To go back to Shang-Chi, therefore, seeing a Hollywood film that depicts East Asian characters not with one-dimension but as figures of both great heroism and great humanity can only be a heartening thing. There’s an engaging duality in the way in which we meet Shang-Chi and his long-time best friend Katy as they work blue-collar jobs and sing to their hearts’ content – and then, when the baddies appear moments later, battle to keep a bus full of people alive. And such nuance even extends to Leung’s Wenwu: he may be the bad guy, but you see and experience his emotional journey, and the way he is privately motivated by love.

Hopes for the future

Screenwriter and creative strategist William Yu says Shang-Chi represents a turning point “where we can see these types of Asian characters who are not only heroic but also have flaws and a range of experiences that make them complex and interesting”. Yu has seen the film more than once and believes that the “sheer scale” of the film is “noteworthy”: But while Yu thinks that Shang-Chi subverts some of the typical tropes of Asians on screen, he wants Hollywood to keep pushing the bar forward. “If we are still only making martial arts [films] in the next decade, I think that shows how Hollywood views Asian storytellers.”

Shang-Chi is “a brilliant thing for young East Asian kids,” concludes York Loh, who says that in the future, he wants to see more “nuanced Asian characters that are individualised and that have flaws” and a situation where East Asian kids can grow up with a variety of “films and TV shows that [represent them] and they can love, hate and argue about” – because “with any kind of representation there will be issues that people will pick out and rightly dissect”.

Yuen is also glad that Shang-Chi exists, while cautioning that one Marvel movie will not “solve all the past ills of Hollywood and it’s unfair to bear the burden of representation on a single film. But I hope it does well and I hope that it opens the door for the future.

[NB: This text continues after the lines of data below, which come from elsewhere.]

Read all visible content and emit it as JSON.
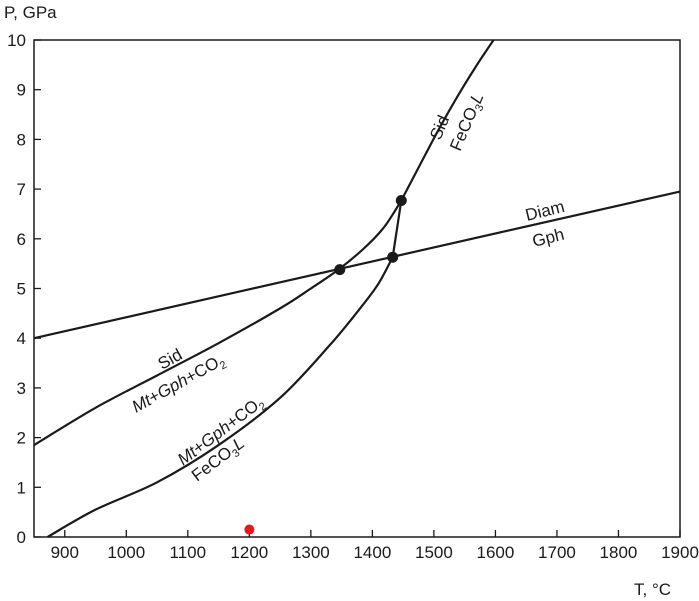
{
  "chart_data": {
    "type": "line",
    "title": "",
    "xlabel": "T, °C",
    "ylabel": "P, GPa",
    "xlim": [
      850,
      1900
    ],
    "ylim": [
      0,
      10
    ],
    "xticks": [
      900,
      1000,
      1100,
      1200,
      1300,
      1400,
      1500,
      1600,
      1700,
      1800,
      1900
    ],
    "yticks": [
      0,
      1,
      2,
      3,
      4,
      5,
      6,
      7,
      8,
      9,
      10
    ],
    "grid": false,
    "series": [
      {
        "id": "diam-gph",
        "x": [
          850,
          1900
        ],
        "y": [
          4.0,
          6.95
        ]
      },
      {
        "id": "sid-mt-gph-co2",
        "x": [
          850,
          950,
          1050,
          1150,
          1250,
          1300,
          1347,
          1390,
          1420,
          1447
        ],
        "y": [
          1.85,
          2.6,
          3.25,
          3.9,
          4.6,
          5.0,
          5.4,
          5.85,
          6.25,
          6.77
        ]
      },
      {
        "id": "sid-feco3l",
        "x": [
          1447,
          1480,
          1510,
          1540,
          1570,
          1597
        ],
        "y": [
          6.77,
          7.55,
          8.25,
          8.9,
          9.5,
          10.0
        ]
      },
      {
        "id": "mt-gph-co2-feco3l",
        "x": [
          872,
          950,
          1050,
          1150,
          1250,
          1330,
          1380,
          1410,
          1433
        ],
        "y": [
          0.0,
          0.55,
          1.1,
          1.85,
          2.8,
          3.85,
          4.6,
          5.1,
          5.63
        ]
      },
      {
        "id": "feco3l-connector",
        "x": [
          1433,
          1440,
          1447
        ],
        "y": [
          5.63,
          6.2,
          6.77
        ]
      }
    ],
    "invariant_points": [
      {
        "x": 1347,
        "y": 5.38
      },
      {
        "x": 1433,
        "y": 5.63
      },
      {
        "x": 1447,
        "y": 6.77
      }
    ],
    "marker": {
      "x": 1200,
      "y": 0.15,
      "color": "#e8171c"
    },
    "labels": {
      "diam": "Diam",
      "gph": "Gph",
      "sid_upper": "Sid",
      "feco3l_upper_main": "FeCO",
      "feco3l_upper_sub": "3",
      "feco3l_upper_tail": "L",
      "sid_lower": "Sid",
      "mt_gph_co2_a_mt": "Mt",
      "mt_gph_co2_a_plus1": "+",
      "mt_gph_co2_a_gph": "Gph",
      "mt_gph_co2_a_plus2": "+CO",
      "mt_gph_co2_a_sub": "2",
      "mt_gph_co2_b_mt": "Mt",
      "mt_gph_co2_b_plus1": "+",
      "mt_gph_co2_b_gph": "Gph",
      "mt_gph_co2_b_plus2": "+CO",
      "mt_gph_co2_b_sub": "2",
      "feco3l_lower_main": "FeCO",
      "feco3l_lower_sub": "3",
      "feco3l_lower_tail": "L"
    }
  },
  "colors": {
    "ink": "#1a1a1a",
    "marker": "#e8171c"
  }
}
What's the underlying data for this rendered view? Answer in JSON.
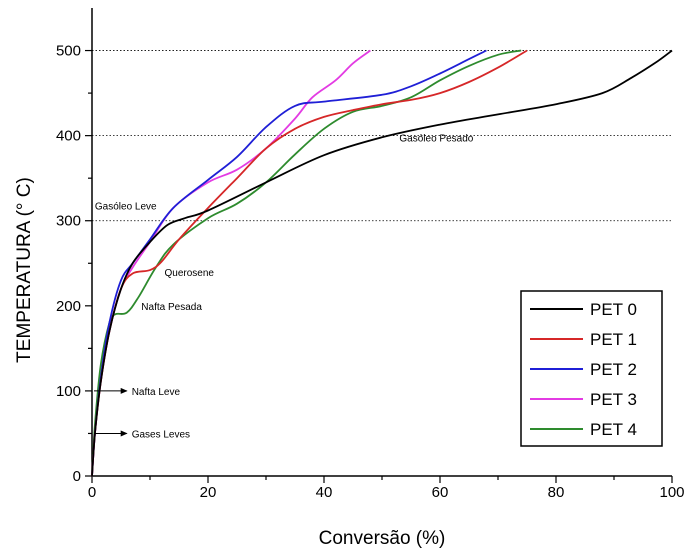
{
  "chart_data": {
    "type": "line",
    "xlabel": "Conversão (%)",
    "ylabel": "TEMPERATURA (° C)",
    "xlim": [
      0,
      100
    ],
    "ylim": [
      0,
      550
    ],
    "xticks": [
      "0",
      "20",
      "40",
      "60",
      "80",
      "100"
    ],
    "yticks": [
      "0",
      "100",
      "200",
      "300",
      "400",
      "500"
    ],
    "legend_position": "bottom-right",
    "reference_lines": [
      300,
      400,
      500
    ],
    "series": [
      {
        "name": "PET 0",
        "color": "#000000",
        "x": [
          0,
          0.5,
          1.5,
          3,
          5,
          7,
          10,
          13,
          16,
          20,
          30,
          40,
          50,
          60,
          70,
          80,
          88,
          93,
          97,
          100
        ],
        "y": [
          0,
          50,
          110,
          170,
          220,
          250,
          275,
          295,
          303,
          312,
          345,
          377,
          398,
          413,
          425,
          437,
          450,
          468,
          485,
          500
        ]
      },
      {
        "name": "PET 1",
        "color": "#d62728",
        "x": [
          0,
          0.5,
          1.5,
          3,
          5,
          7,
          10,
          12,
          15,
          20,
          25,
          30,
          35,
          40,
          45,
          50,
          55,
          60,
          65,
          70,
          75
        ],
        "y": [
          0,
          50,
          110,
          170,
          220,
          238,
          242,
          252,
          278,
          315,
          350,
          385,
          408,
          422,
          430,
          437,
          442,
          450,
          463,
          480,
          500
        ]
      },
      {
        "name": "PET 2",
        "color": "#1f1fd6",
        "x": [
          0,
          0.5,
          1.5,
          3,
          5,
          7,
          10,
          14,
          20,
          25,
          30,
          35,
          40,
          50,
          55,
          60,
          65,
          68
        ],
        "y": [
          0,
          50,
          115,
          180,
          230,
          250,
          278,
          315,
          348,
          375,
          410,
          435,
          440,
          448,
          458,
          473,
          490,
          500
        ]
      },
      {
        "name": "PET 3",
        "color": "#e33be3",
        "x": [
          0,
          0.5,
          1.5,
          3,
          5,
          7,
          10,
          14,
          20,
          25,
          30,
          35,
          38,
          42,
          45,
          48
        ],
        "y": [
          0,
          50,
          110,
          170,
          220,
          245,
          275,
          315,
          345,
          360,
          385,
          420,
          445,
          465,
          485,
          500
        ]
      },
      {
        "name": "PET 4",
        "color": "#2e8b2e",
        "x": [
          0,
          0.5,
          1.5,
          3,
          4,
          6,
          8,
          11,
          14,
          20,
          25,
          30,
          35,
          40,
          45,
          50,
          55,
          60,
          65,
          70,
          74
        ],
        "y": [
          0,
          60,
          130,
          180,
          190,
          192,
          210,
          245,
          272,
          303,
          320,
          345,
          378,
          408,
          428,
          435,
          445,
          465,
          482,
          495,
          500
        ]
      }
    ],
    "annotations": [
      {
        "text": "Gasóleo Pesado",
        "x": 53,
        "y": 398,
        "arrow": false
      },
      {
        "text": "Gasóleo Leve",
        "x": 0.5,
        "y": 318,
        "arrow": false
      },
      {
        "text": "Querosene",
        "x": 12.5,
        "y": 240,
        "arrow": false
      },
      {
        "text": "Nafta Pesada",
        "x": 8.5,
        "y": 200,
        "arrow": false
      },
      {
        "text": "Nafta Leve",
        "x": 6.5,
        "y": 100,
        "arrow": true
      },
      {
        "text": "Gases Leves",
        "x": 6.5,
        "y": 50,
        "arrow": true
      }
    ]
  }
}
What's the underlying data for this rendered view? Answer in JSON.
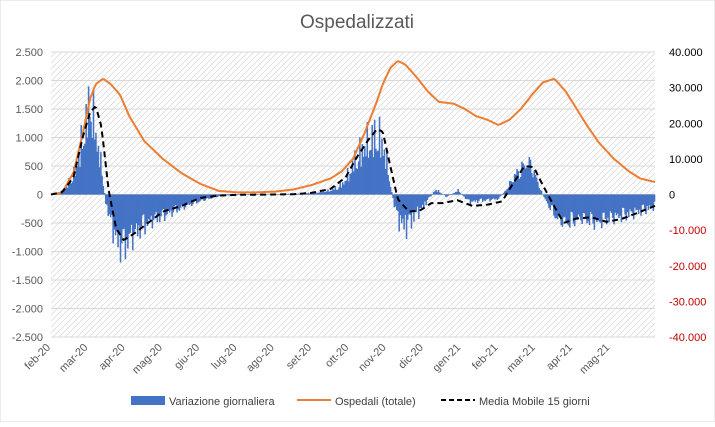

It’s one of the best Marvel films to date,” she says.

Meanwhile Han feels that one of the most important parts about Shang-Chi is that many younger children are for the first time seeing “a superhero who looks like them on screen” – and if she is measured in her excitement about Shang-Chi, it’s because it only “shares one part of being Asian,” she says; for though it is widely talked about as an “Asian” superhero movie, that has been used as shorthand for “East Asian”. She is looking forward to Eternals, which is released in November, because it should “incorporate more diversity and variety of the Asian diaspora.”

“I think that’s the next battle that Hollywood will have to face. Defining what exactly is ‘Asian’ and when it comes to representation who exactly they want to represent.”